We figured out the basics of how the virus works (and for figuring out the more complicated workings, I'd just be linking the archives of This Week in Virology over and over). The bad articles are a cycle of the same bad things happening in new places (or being confirmed in places where you could've guessed they were already happening). The vaccines are in trials, which still have months to go before we see the results.

But, uh. Today seems like a good day to post the backlog. Clear the deck for incoming links that are new, and significant, and bringing me the most genuine joy I've felt since March.


June 29: "Across New York, workers in patient services at hospitals have had to figure out what to do with the thousands of cellphones, chargers, walkers, canes, hearing aids, dentures, glasses, clothing, shoes, wallets, Bibles, jewelry, among other items, that have been left behind by patients who have died after contracting Covid-19."

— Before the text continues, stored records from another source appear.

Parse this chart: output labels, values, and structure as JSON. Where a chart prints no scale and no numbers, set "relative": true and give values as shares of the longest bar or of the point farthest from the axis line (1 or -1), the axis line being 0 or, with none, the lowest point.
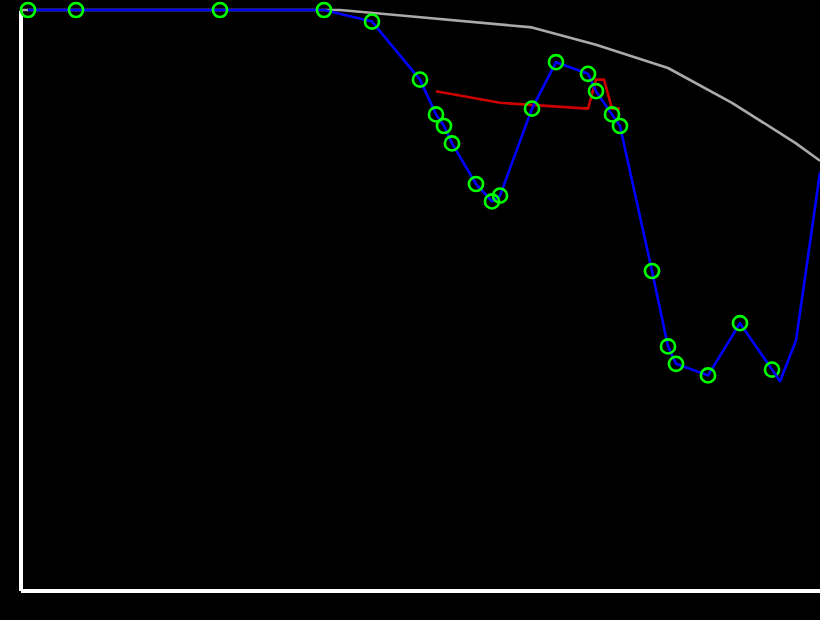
{
  "chart_data": {
    "type": "line",
    "relative": true,
    "categories": [
      null,
      null,
      null,
      null,
      null,
      null,
      null,
      null,
      null,
      null,
      null,
      null,
      null,
      null,
      null,
      null,
      null,
      null,
      null,
      null,
      null,
      null,
      null,
      null,
      null,
      null,
      null,
      null,
      null,
      null,
      null,
      null,
      null,
      null,
      null,
      null,
      null,
      null,
      null,
      null,
      null,
      null,
      null,
      null,
      null,
      null,
      null,
      null,
      null,
      null,
      null,
      null,
      null,
      null,
      null,
      null,
      null,
      null,
      null,
      null,
      null,
      null,
      null,
      null,
      null,
      null,
      null,
      null,
      null,
      null,
      null,
      null,
      null,
      null,
      null,
      null,
      null,
      null,
      null,
      null,
      null,
      null,
      null,
      null,
      null,
      null,
      null,
      null,
      null,
      null,
      null,
      null,
      null,
      null,
      null,
      null,
      null,
      null,
      null,
      null,
      null
    ],
    "series": [
      {
        "color": "#aaaaaa",
        "values": [
          1.0,
          null,
          null,
          null,
          null,
          null,
          null,
          null,
          null,
          null,
          null,
          null,
          null,
          null,
          null,
          null,
          null,
          null,
          null,
          null,
          null,
          null,
          null,
          null,
          null,
          1.0,
          null,
          null,
          null,
          null,
          null,
          null,
          null,
          null,
          null,
          null,
          null,
          null,
          null,
          null,
          1.0,
          null,
          null,
          null,
          null,
          null,
          null,
          null,
          0.99,
          null,
          null,
          null,
          null,
          null,
          null,
          null,
          null,
          null,
          null,
          null,
          null,
          null,
          null,
          null,
          0.97,
          null,
          null,
          null,
          null,
          null,
          null,
          null,
          0.94,
          null,
          null,
          null,
          null,
          null,
          null,
          null,
          null,
          0.9,
          null,
          null,
          null,
          null,
          null,
          null,
          null,
          0.84,
          null,
          null,
          null,
          null,
          null,
          null,
          null,
          0.77,
          null,
          null,
          0.74
        ]
      },
      {
        "color": "#cc0000",
        "values": [
          null,
          null,
          null,
          null,
          null,
          null,
          null,
          null,
          null,
          null,
          null,
          null,
          null,
          null,
          null,
          null,
          null,
          null,
          null,
          null,
          null,
          null,
          null,
          null,
          null,
          null,
          null,
          null,
          null,
          null,
          null,
          null,
          null,
          null,
          null,
          null,
          null,
          null,
          null,
          null,
          null,
          null,
          null,
          null,
          null,
          null,
          null,
          null,
          null,
          null,
          null,
          null,
          0.86,
          null,
          null,
          null,
          null,
          null,
          null,
          null,
          0.84,
          null,
          null,
          null,
          null,
          null,
          null,
          null,
          null,
          null,
          null,
          0.83,
          0.88,
          0.88,
          0.83,
          0.83,
          null,
          null,
          null,
          null,
          null,
          null,
          null,
          null,
          null,
          null,
          null,
          null,
          null,
          null,
          null,
          null,
          null,
          null,
          null,
          null,
          null,
          null,
          null,
          null,
          null
        ]
      },
      {
        "color": "#0000ff",
        "marker": "circle",
        "values": [
          null,
          1.0,
          null,
          null,
          null,
          null,
          null,
          1.0,
          null,
          null,
          null,
          null,
          null,
          null,
          null,
          null,
          null,
          null,
          null,
          null,
          null,
          null,
          null,
          null,
          null,
          1.0,
          null,
          null,
          null,
          null,
          null,
          null,
          null,
          null,
          null,
          null,
          null,
          null,
          1.0,
          null,
          null,
          null,
          null,
          null,
          0.98,
          null,
          null,
          null,
          null,
          null,
          0.88,
          null,
          0.82,
          0.8,
          0.77,
          null,
          null,
          0.7,
          null,
          0.67,
          0.68,
          null,
          null,
          null,
          0.83,
          null,
          null,
          0.91,
          null,
          null,
          null,
          0.89,
          0.86,
          null,
          0.82,
          0.8,
          null,
          null,
          null,
          0.55,
          null,
          0.42,
          0.39,
          null,
          null,
          null,
          0.37,
          null,
          null,
          null,
          0.46,
          null,
          null,
          null,
          0.38,
          null,
          null,
          null,
          null,
          null,
          null
        ]
      },
      {
        "color": "#0000ff",
        "values": [
          null,
          null,
          null,
          null,
          null,
          null,
          null,
          null,
          null,
          null,
          null,
          null,
          null,
          null,
          null,
          null,
          null,
          null,
          null,
          null,
          null,
          null,
          null,
          null,
          null,
          null,
          null,
          null,
          null,
          null,
          null,
          null,
          null,
          null,
          null,
          null,
          null,
          null,
          null,
          null,
          null,
          null,
          null,
          null,
          null,
          null,
          null,
          null,
          null,
          null,
          null,
          null,
          null,
          null,
          null,
          null,
          null,
          null,
          null,
          null,
          null,
          null,
          null,
          null,
          null,
          null,
          null,
          null,
          null,
          null,
          null,
          null,
          null,
          null,
          null,
          null,
          null,
          null,
          null,
          null,
          null,
          null,
          null,
          null,
          null,
          null,
          null,
          null,
          null,
          null,
          null,
          null,
          null,
          null,
          0.38,
          0.36,
          null,
          0.43,
          null,
          null,
          0.72
        ]
      }
    ]
  }
}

June 29: "The type of threat that the Yemeni doctor experienced at his hospital is unfortunately "quite typical" around the world, Wille said. The doctor estimates that at his Aden hospital a family member of a patient threatens a health worker with a gun or some kind of violence about three times a week."

July 11: "We cared for a 30-year-old patient at Methodist Hospital who told their nurse that they had attended a 'COVID party.' ... Just before the patient died, they looked at their nurse and said 'I think I made a mistake. I thought this was a hoax, but it's not.'"

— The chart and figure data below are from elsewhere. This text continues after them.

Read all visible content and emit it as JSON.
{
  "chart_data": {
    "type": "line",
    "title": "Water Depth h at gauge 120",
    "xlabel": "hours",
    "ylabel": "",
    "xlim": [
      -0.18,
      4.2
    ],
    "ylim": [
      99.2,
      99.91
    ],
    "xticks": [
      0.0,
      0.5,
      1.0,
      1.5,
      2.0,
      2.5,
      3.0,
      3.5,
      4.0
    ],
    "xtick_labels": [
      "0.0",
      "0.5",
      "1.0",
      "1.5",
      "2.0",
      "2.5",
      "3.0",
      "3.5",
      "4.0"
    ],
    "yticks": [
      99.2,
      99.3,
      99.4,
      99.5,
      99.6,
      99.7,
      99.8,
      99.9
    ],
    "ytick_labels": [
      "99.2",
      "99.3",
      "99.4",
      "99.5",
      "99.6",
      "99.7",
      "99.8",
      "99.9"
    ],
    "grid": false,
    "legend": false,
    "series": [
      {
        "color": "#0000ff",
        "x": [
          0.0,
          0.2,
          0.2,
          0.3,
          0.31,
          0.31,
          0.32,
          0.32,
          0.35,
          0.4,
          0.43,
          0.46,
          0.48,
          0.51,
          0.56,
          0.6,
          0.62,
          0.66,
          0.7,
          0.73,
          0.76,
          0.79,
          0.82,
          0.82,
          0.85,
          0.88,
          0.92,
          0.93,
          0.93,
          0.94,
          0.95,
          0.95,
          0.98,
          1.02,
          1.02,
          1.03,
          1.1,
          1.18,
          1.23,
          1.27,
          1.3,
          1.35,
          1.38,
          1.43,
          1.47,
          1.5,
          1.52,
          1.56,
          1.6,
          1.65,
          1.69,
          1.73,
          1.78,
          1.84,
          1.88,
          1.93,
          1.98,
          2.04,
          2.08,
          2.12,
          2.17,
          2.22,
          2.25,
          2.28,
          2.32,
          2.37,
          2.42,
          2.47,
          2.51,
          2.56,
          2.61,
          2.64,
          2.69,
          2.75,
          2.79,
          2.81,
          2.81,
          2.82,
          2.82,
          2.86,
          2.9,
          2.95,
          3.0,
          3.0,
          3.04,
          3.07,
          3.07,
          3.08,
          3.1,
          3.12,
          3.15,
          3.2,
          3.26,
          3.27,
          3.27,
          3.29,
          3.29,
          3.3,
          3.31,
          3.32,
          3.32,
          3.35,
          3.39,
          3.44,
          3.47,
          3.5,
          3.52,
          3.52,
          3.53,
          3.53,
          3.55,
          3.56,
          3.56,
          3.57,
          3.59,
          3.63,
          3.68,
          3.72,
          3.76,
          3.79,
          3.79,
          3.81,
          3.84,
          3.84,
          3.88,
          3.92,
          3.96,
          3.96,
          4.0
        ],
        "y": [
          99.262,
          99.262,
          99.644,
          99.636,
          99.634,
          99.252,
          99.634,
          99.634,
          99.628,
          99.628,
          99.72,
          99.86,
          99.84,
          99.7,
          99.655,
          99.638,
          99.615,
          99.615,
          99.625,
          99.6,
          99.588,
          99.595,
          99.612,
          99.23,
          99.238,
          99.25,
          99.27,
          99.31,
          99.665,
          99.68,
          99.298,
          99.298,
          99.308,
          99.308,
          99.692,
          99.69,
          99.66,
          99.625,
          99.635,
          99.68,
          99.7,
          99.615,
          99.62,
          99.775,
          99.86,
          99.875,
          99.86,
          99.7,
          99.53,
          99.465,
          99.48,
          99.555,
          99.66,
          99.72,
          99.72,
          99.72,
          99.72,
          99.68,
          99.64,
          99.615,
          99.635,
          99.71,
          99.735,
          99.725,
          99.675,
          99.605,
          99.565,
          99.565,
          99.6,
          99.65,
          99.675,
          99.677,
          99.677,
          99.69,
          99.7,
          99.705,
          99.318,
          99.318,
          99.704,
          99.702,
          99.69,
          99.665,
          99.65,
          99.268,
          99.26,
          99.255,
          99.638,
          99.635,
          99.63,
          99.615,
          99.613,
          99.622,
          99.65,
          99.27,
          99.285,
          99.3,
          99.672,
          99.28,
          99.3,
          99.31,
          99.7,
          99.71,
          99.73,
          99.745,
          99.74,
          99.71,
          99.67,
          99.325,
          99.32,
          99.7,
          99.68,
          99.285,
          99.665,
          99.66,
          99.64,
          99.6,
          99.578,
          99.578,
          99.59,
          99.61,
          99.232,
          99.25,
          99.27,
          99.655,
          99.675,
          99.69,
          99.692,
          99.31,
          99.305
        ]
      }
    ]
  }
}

July 22: "Texas-based Starr County Memorial Hospital, implemented an ethics committee and a triage committee to review incoming COVID-19 patients [...] The committees will determine what type of treatment patients will likely require and whether they are likely to survive. Those deemed too fragile, sick or elderly will be advised to go home."

July 23, scathing commentary from The Onion: "Officials in Florida and other states have also criticized the hoax’s participants for the breaking point recently reached by overburdened county morgues."

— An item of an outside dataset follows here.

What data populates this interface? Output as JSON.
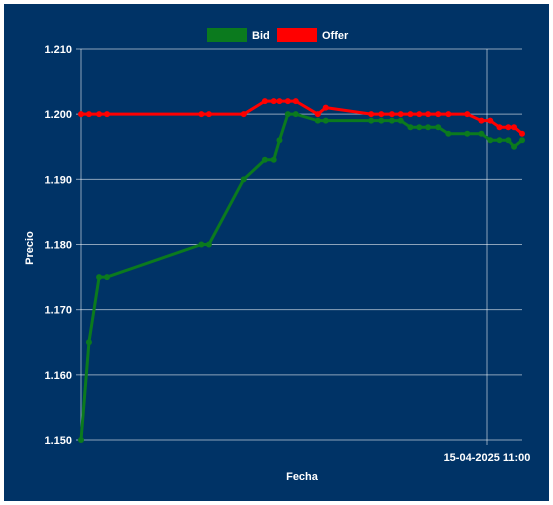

July 24: "My father-in-law’s mother was admitted a day later. On July 1, she died of COVID-19/pneumonia. [...] On the day of her funeral, which was July 14, five more of our family members tested positive for the virus. That evening, my father-in-law was put on a ventilator. You cannot imagine the guilt I feel, knowing that I hosted the gathering that led to so much suffering. You cannot imagine my guilt at having been a denier, carelessly shuffling through this pandemic, making fun of those wearing masks and social distancing."

July 28: "In Paris, a recent study found that none of the city’s 150 coronavirus clusters from early May to early June originated on the city’s transit systems, Le Parisien newspaper reported. [...] It’s a similar situation in Japan, where researchers failed to connect a single cluster to the country’s commuter trains." Public transport is turning out to be lower-risk than feared.

August 5: "In a mixed general population, a true blood oxygen saturation of 88 percent would, on average, produce a pulse ox reading of 89 to 90 using the most common meter in hospitals. In that case, guidelines would correctly suggest going on oxygen. But Black patients, equally in crisis at 88, would get an average reading of 91—just above the intervention threshold."